NU researchers find mice can navigate the world using only smell
March 7, 2018
Northwestern researchers have found that the mouse brain can draw a mental map of the world based only on smell.
Neurobiology graduate student Brad Radvansky and neurobiology Prof. Daniel Dombeck developed a virtual reality “landscape” with a different smell at every location in a virtual track. They discovered that mice could navigate the virtual world based solely on smells, which could lead to a fuller understanding of the ways odors can guide animal behavior.
The study was published Feb. 26 in the journal Nature Communications, according to a news release.
“Odor-guided behaviors are very important for animals, and every organism that can move can use chemicals in space to guide its movements,” Radvansky told The Daily. “(This fundamental behavior has) been very difficult to study because odors … (are) very difficult to control in an experiment. You can imagine an odor in a room. It’ll just diffuse all over the place.”
Dombeck said the study’s key takeaway was the ability to “very rapidly and precisely” control the odors an animal smelled, enabled by the odor-based virtual reality system they developed. Through virtual reality, the team could define the animal’s environment so that the only thing telling the animals their location was their sense of smell, he added.
In the experiment, a mouse ran on a Styrofoam ball and smelled odors blown quickly onto its nose, Radvansky said. The mouse, facing a screen, ran up and down a virtual reality track, he added, with the ball acting like the mouse’s video game controller.
“It’s all in virtual reality, so the mouse doesn’t actually go anywhere,” Radvansky said. “It just sees that it goes somewhere on a screen and smells that it goes somewhere new.”

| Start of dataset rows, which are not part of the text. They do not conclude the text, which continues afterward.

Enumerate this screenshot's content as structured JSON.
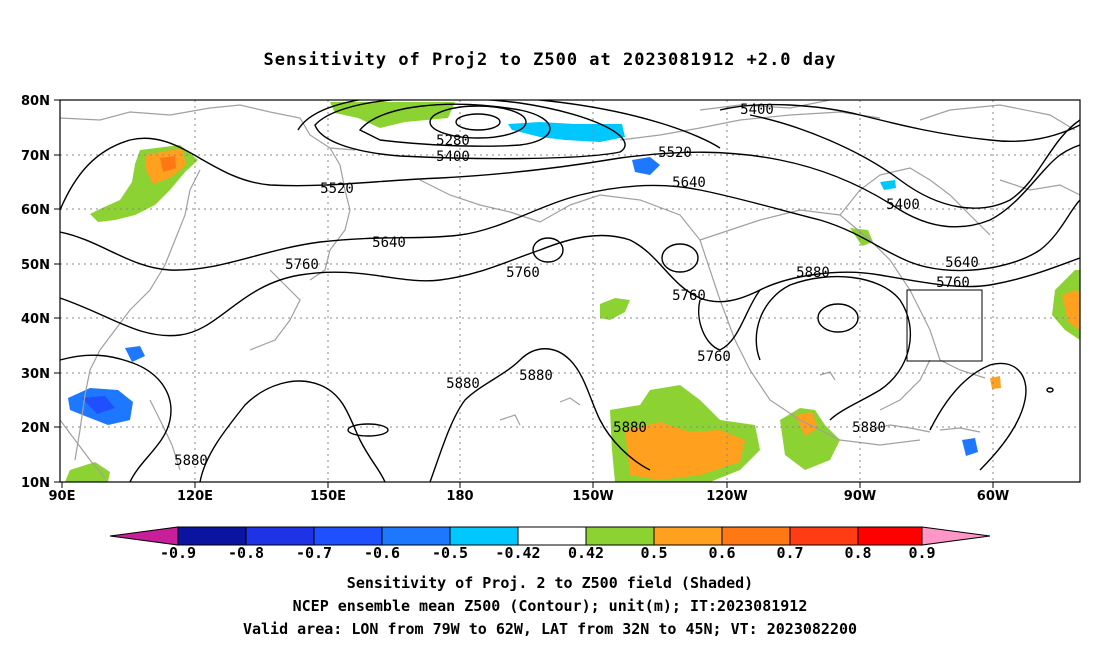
{
  "figure": {
    "title": "Sensitivity of Proj2 to Z500 at 2023081912 +2.0 day",
    "caption_lines": [
      "Sensitivity of Proj. 2 to Z500 field (Shaded)",
      "NCEP ensemble mean Z500 (Contour); unit(m); IT:2023081912",
      "Valid area: LON from 79W to 62W, LAT from 32N to 45N; VT: 2023082200"
    ]
  },
  "map": {
    "lon_labels": [
      "90E",
      "120E",
      "150E",
      "180",
      "150W",
      "120W",
      "90W",
      "60W"
    ],
    "lat_labels": [
      "80N",
      "70N",
      "60N",
      "50N",
      "40N",
      "30N",
      "20N",
      "10N"
    ],
    "contour_labels": [
      "5280",
      "5400",
      "5400",
      "5400",
      "5520",
      "5520",
      "5640",
      "5640",
      "5640",
      "5760",
      "5760",
      "5760",
      "5760",
      "5760",
      "5880",
      "5880",
      "5880",
      "5880",
      "5880",
      "5880"
    ],
    "valid_area": {
      "lon_range": "79W to 62W",
      "lat_range": "32N to 45N"
    }
  },
  "colorbar": {
    "tick_labels": [
      "-0.9",
      "-0.8",
      "-0.7",
      "-0.6",
      "-0.5",
      "-0.42",
      "0.42",
      "0.5",
      "0.6",
      "0.7",
      "0.8",
      "0.9"
    ],
    "colors": [
      "#c81e9a",
      "#0a14a0",
      "#1e32e6",
      "#1e50ff",
      "#1e78ff",
      "#00c8ff",
      "#ffffff",
      "#8cd232",
      "#ffa01e",
      "#ff7814",
      "#ff3c14",
      "#ff0000",
      "#ff96c8"
    ]
  },
  "shading_colors": {
    "blue": "#1e50ff",
    "cyan": "#00c8ff",
    "green": "#8cd232",
    "orange": "#ffa01e",
    "dark_orange": "#ff7814"
  }
}
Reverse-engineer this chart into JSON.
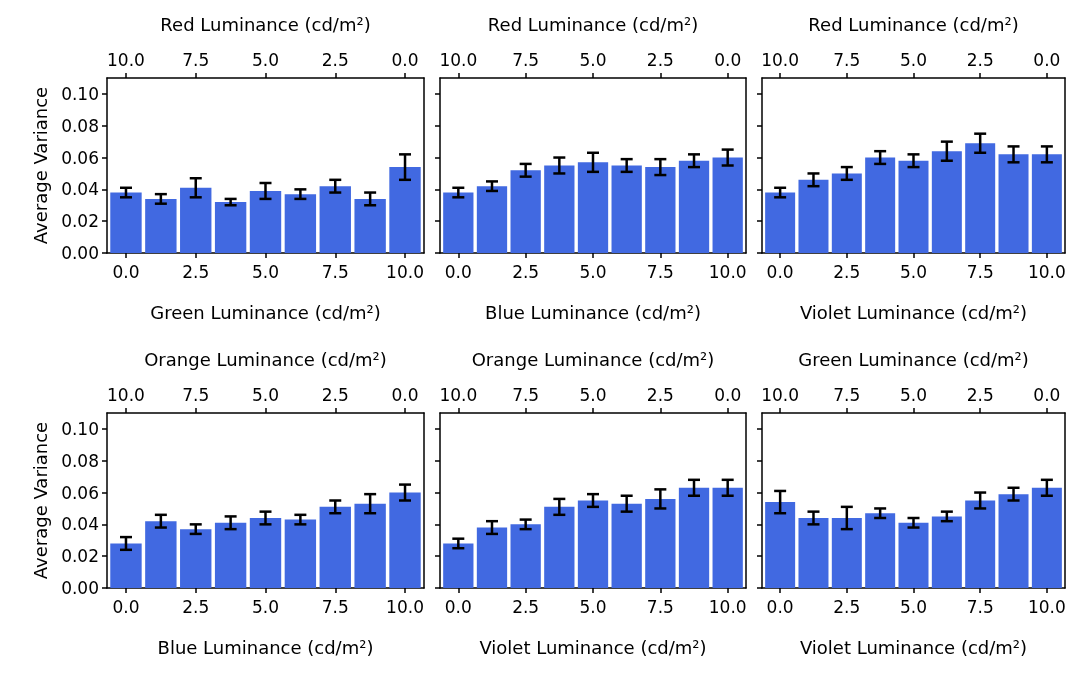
{
  "chart_data": [
    {
      "type": "bar",
      "xlabel": "Green Luminance (cd/m²)",
      "x2label": "Red Luminance (cd/m²)",
      "ylabel": "Average Variance",
      "color": "#4169e1",
      "tick_labels": "xy",
      "x": [
        0,
        1.25,
        2.5,
        3.75,
        5,
        6.25,
        7.5,
        8.75,
        10
      ],
      "values": [
        0.038,
        0.034,
        0.041,
        0.032,
        0.039,
        0.037,
        0.042,
        0.034,
        0.054
      ],
      "errors": [
        0.003,
        0.003,
        0.006,
        0.002,
        0.005,
        0.003,
        0.004,
        0.004,
        0.008
      ],
      "xlim": [
        -0.68,
        10.68
      ],
      "xticks": [
        {
          "value": 0,
          "label": "0.0"
        },
        {
          "value": 2.5,
          "label": "2.5"
        },
        {
          "value": 5,
          "label": "5.0"
        },
        {
          "value": 7.5,
          "label": "7.5"
        },
        {
          "value": 10,
          "label": "10.0"
        }
      ],
      "x2lim": [
        10.68,
        -0.68
      ],
      "x2ticks": [
        {
          "value": 10,
          "label": "10.0"
        },
        {
          "value": 7.5,
          "label": "7.5"
        },
        {
          "value": 5,
          "label": "5.0"
        },
        {
          "value": 2.5,
          "label": "2.5"
        },
        {
          "value": 0,
          "label": "0.0"
        }
      ],
      "ylim": [
        0,
        0.11
      ],
      "yticks": [
        {
          "value": 0,
          "label": "0.00"
        },
        {
          "value": 0.02,
          "label": "0.02"
        },
        {
          "value": 0.04,
          "label": "0.04"
        },
        {
          "value": 0.06,
          "label": "0.06"
        },
        {
          "value": 0.08,
          "label": "0.08"
        },
        {
          "value": 0.1,
          "label": "0.10"
        }
      ]
    },
    {
      "type": "bar",
      "xlabel": "Blue Luminance (cd/m²)",
      "x2label": "Red Luminance (cd/m²)",
      "color": "#4169e1",
      "tick_labels": "x",
      "x": [
        0,
        1.25,
        2.5,
        3.75,
        5,
        6.25,
        7.5,
        8.75,
        10
      ],
      "values": [
        0.038,
        0.042,
        0.052,
        0.055,
        0.057,
        0.055,
        0.054,
        0.058,
        0.06
      ],
      "errors": [
        0.003,
        0.003,
        0.004,
        0.005,
        0.006,
        0.004,
        0.005,
        0.004,
        0.005
      ],
      "xlim": [
        -0.68,
        10.68
      ],
      "xticks": [
        {
          "value": 0,
          "label": "0.0"
        },
        {
          "value": 2.5,
          "label": "2.5"
        },
        {
          "value": 5,
          "label": "5.0"
        },
        {
          "value": 7.5,
          "label": "7.5"
        },
        {
          "value": 10,
          "label": "10.0"
        }
      ],
      "x2lim": [
        10.68,
        -0.68
      ],
      "x2ticks": [
        {
          "value": 10,
          "label": "10.0"
        },
        {
          "value": 7.5,
          "label": "7.5"
        },
        {
          "value": 5,
          "label": "5.0"
        },
        {
          "value": 2.5,
          "label": "2.5"
        },
        {
          "value": 0,
          "label": "0.0"
        }
      ],
      "ylim": [
        0,
        0.11
      ],
      "yticks": [
        {
          "value": 0,
          "label": null
        },
        {
          "value": 0.02,
          "label": null
        },
        {
          "value": 0.04,
          "label": null
        },
        {
          "value": 0.06,
          "label": null
        },
        {
          "value": 0.08,
          "label": null
        },
        {
          "value": 0.1,
          "label": null
        }
      ]
    },
    {
      "type": "bar",
      "xlabel": "Violet Luminance (cd/m²)",
      "x2label": "Red Luminance (cd/m²)",
      "color": "#4169e1",
      "tick_labels": "x",
      "x": [
        0,
        1.25,
        2.5,
        3.75,
        5,
        6.25,
        7.5,
        8.75,
        10
      ],
      "values": [
        0.038,
        0.046,
        0.05,
        0.06,
        0.058,
        0.064,
        0.069,
        0.062,
        0.062
      ],
      "errors": [
        0.003,
        0.004,
        0.004,
        0.004,
        0.004,
        0.006,
        0.006,
        0.005,
        0.005
      ],
      "xlim": [
        -0.68,
        10.68
      ],
      "xticks": [
        {
          "value": 0,
          "label": "0.0"
        },
        {
          "value": 2.5,
          "label": "2.5"
        },
        {
          "value": 5,
          "label": "5.0"
        },
        {
          "value": 7.5,
          "label": "7.5"
        },
        {
          "value": 10,
          "label": "10.0"
        }
      ],
      "x2lim": [
        10.68,
        -0.68
      ],
      "x2ticks": [
        {
          "value": 10,
          "label": "10.0"
        },
        {
          "value": 7.5,
          "label": "7.5"
        },
        {
          "value": 5,
          "label": "5.0"
        },
        {
          "value": 2.5,
          "label": "2.5"
        },
        {
          "value": 0,
          "label": "0.0"
        }
      ],
      "ylim": [
        0,
        0.11
      ],
      "yticks": [
        {
          "value": 0,
          "label": null
        },
        {
          "value": 0.02,
          "label": null
        },
        {
          "value": 0.04,
          "label": null
        },
        {
          "value": 0.06,
          "label": null
        },
        {
          "value": 0.08,
          "label": null
        },
        {
          "value": 0.1,
          "label": null
        }
      ]
    },
    {
      "type": "bar",
      "xlabel": "Blue Luminance (cd/m²)",
      "x2label": "Orange Luminance (cd/m²)",
      "ylabel": "Average Variance",
      "color": "#4169e1",
      "tick_labels": "xy",
      "x": [
        0,
        1.25,
        2.5,
        3.75,
        5,
        6.25,
        7.5,
        8.75,
        10
      ],
      "values": [
        0.028,
        0.042,
        0.037,
        0.041,
        0.044,
        0.043,
        0.051,
        0.053,
        0.06
      ],
      "errors": [
        0.004,
        0.004,
        0.003,
        0.004,
        0.004,
        0.003,
        0.004,
        0.006,
        0.005
      ],
      "xlim": [
        -0.68,
        10.68
      ],
      "xticks": [
        {
          "value": 0,
          "label": "0.0"
        },
        {
          "value": 2.5,
          "label": "2.5"
        },
        {
          "value": 5,
          "label": "5.0"
        },
        {
          "value": 7.5,
          "label": "7.5"
        },
        {
          "value": 10,
          "label": "10.0"
        }
      ],
      "x2lim": [
        10.68,
        -0.68
      ],
      "x2ticks": [
        {
          "value": 10,
          "label": "10.0"
        },
        {
          "value": 7.5,
          "label": "7.5"
        },
        {
          "value": 5,
          "label": "5.0"
        },
        {
          "value": 2.5,
          "label": "2.5"
        },
        {
          "value": 0,
          "label": "0.0"
        }
      ],
      "ylim": [
        0,
        0.11
      ],
      "yticks": [
        {
          "value": 0,
          "label": "0.00"
        },
        {
          "value": 0.02,
          "label": "0.02"
        },
        {
          "value": 0.04,
          "label": "0.04"
        },
        {
          "value": 0.06,
          "label": "0.06"
        },
        {
          "value": 0.08,
          "label": "0.08"
        },
        {
          "value": 0.1,
          "label": "0.10"
        }
      ]
    },
    {
      "type": "bar",
      "xlabel": "Violet Luminance (cd/m²)",
      "x2label": "Orange Luminance (cd/m²)",
      "color": "#4169e1",
      "tick_labels": "x",
      "x": [
        0,
        1.25,
        2.5,
        3.75,
        5,
        6.25,
        7.5,
        8.75,
        10
      ],
      "values": [
        0.028,
        0.038,
        0.04,
        0.051,
        0.055,
        0.053,
        0.056,
        0.063,
        0.063
      ],
      "errors": [
        0.003,
        0.004,
        0.003,
        0.005,
        0.004,
        0.005,
        0.006,
        0.005,
        0.005
      ],
      "xlim": [
        -0.68,
        10.68
      ],
      "xticks": [
        {
          "value": 0,
          "label": "0.0"
        },
        {
          "value": 2.5,
          "label": "2.5"
        },
        {
          "value": 5,
          "label": "5.0"
        },
        {
          "value": 7.5,
          "label": "7.5"
        },
        {
          "value": 10,
          "label": "10.0"
        }
      ],
      "x2lim": [
        10.68,
        -0.68
      ],
      "x2ticks": [
        {
          "value": 10,
          "label": "10.0"
        },
        {
          "value": 7.5,
          "label": "7.5"
        },
        {
          "value": 5,
          "label": "5.0"
        },
        {
          "value": 2.5,
          "label": "2.5"
        },
        {
          "value": 0,
          "label": "0.0"
        }
      ],
      "ylim": [
        0,
        0.11
      ],
      "yticks": [
        {
          "value": 0,
          "label": null
        },
        {
          "value": 0.02,
          "label": null
        },
        {
          "value": 0.04,
          "label": null
        },
        {
          "value": 0.06,
          "label": null
        },
        {
          "value": 0.08,
          "label": null
        },
        {
          "value": 0.1,
          "label": null
        }
      ]
    },
    {
      "type": "bar",
      "xlabel": "Violet Luminance (cd/m²)",
      "x2label": "Green Luminance (cd/m²)",
      "color": "#4169e1",
      "tick_labels": "x",
      "x": [
        0,
        1.25,
        2.5,
        3.75,
        5,
        6.25,
        7.5,
        8.75,
        10
      ],
      "values": [
        0.054,
        0.044,
        0.044,
        0.047,
        0.041,
        0.045,
        0.055,
        0.059,
        0.063
      ],
      "errors": [
        0.007,
        0.004,
        0.007,
        0.003,
        0.003,
        0.003,
        0.005,
        0.004,
        0.005
      ],
      "xlim": [
        -0.68,
        10.68
      ],
      "xticks": [
        {
          "value": 0,
          "label": "0.0"
        },
        {
          "value": 2.5,
          "label": "2.5"
        },
        {
          "value": 5,
          "label": "5.0"
        },
        {
          "value": 7.5,
          "label": "7.5"
        },
        {
          "value": 10,
          "label": "10.0"
        }
      ],
      "x2lim": [
        10.68,
        -0.68
      ],
      "x2ticks": [
        {
          "value": 10,
          "label": "10.0"
        },
        {
          "value": 7.5,
          "label": "7.5"
        },
        {
          "value": 5,
          "label": "5.0"
        },
        {
          "value": 2.5,
          "label": "2.5"
        },
        {
          "value": 0,
          "label": "0.0"
        }
      ],
      "ylim": [
        0,
        0.11
      ],
      "yticks": [
        {
          "value": 0,
          "label": null
        },
        {
          "value": 0.02,
          "label": null
        },
        {
          "value": 0.04,
          "label": null
        },
        {
          "value": 0.06,
          "label": null
        },
        {
          "value": 0.08,
          "label": null
        },
        {
          "value": 0.1,
          "label": null
        }
      ]
    }
  ]
}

Even after the screen was turned off, the mouse could still navigate in virtual reality using only its sense of smell, Radvansky said.
The researchers used bubblegum and pine smells, and changed the balance of the odors depending on the mouse’s location within the virtual world, Radvansky said. He added that the team avoided scents like cat urine, to which mice would have an “innate response.”
The team also found that some of the “neural mechanisms” responsible for navigating using smell were the same as the ones used when mice navigated by sight, Radvansky added.
“We were able to … identify the part of the brain that’s activated during navigation and show it’s activated in the same way using odors as it was for using visual cues,” Dombeck said.
Though the study focused on mice, its results could potentially have implications for human brains, which have many similarities to mouse brains, Dombeck added.
Radvansky said their system could also be applicable to virtual reality technology, which currently focuses on vision and sound. Odor in virtual reality has not really been explored, he added.
Radvansky said he is interested in the question: “What is ‘space’ really made out of?”
“We sense different features of the world with our eyes and our ears and our noses, but there’s no variable that we detect directly that is called ‘space,’” Radvansky said. “In this experiment, we showed that if the world is made out of just smell, you can still have a map of space in your brain.”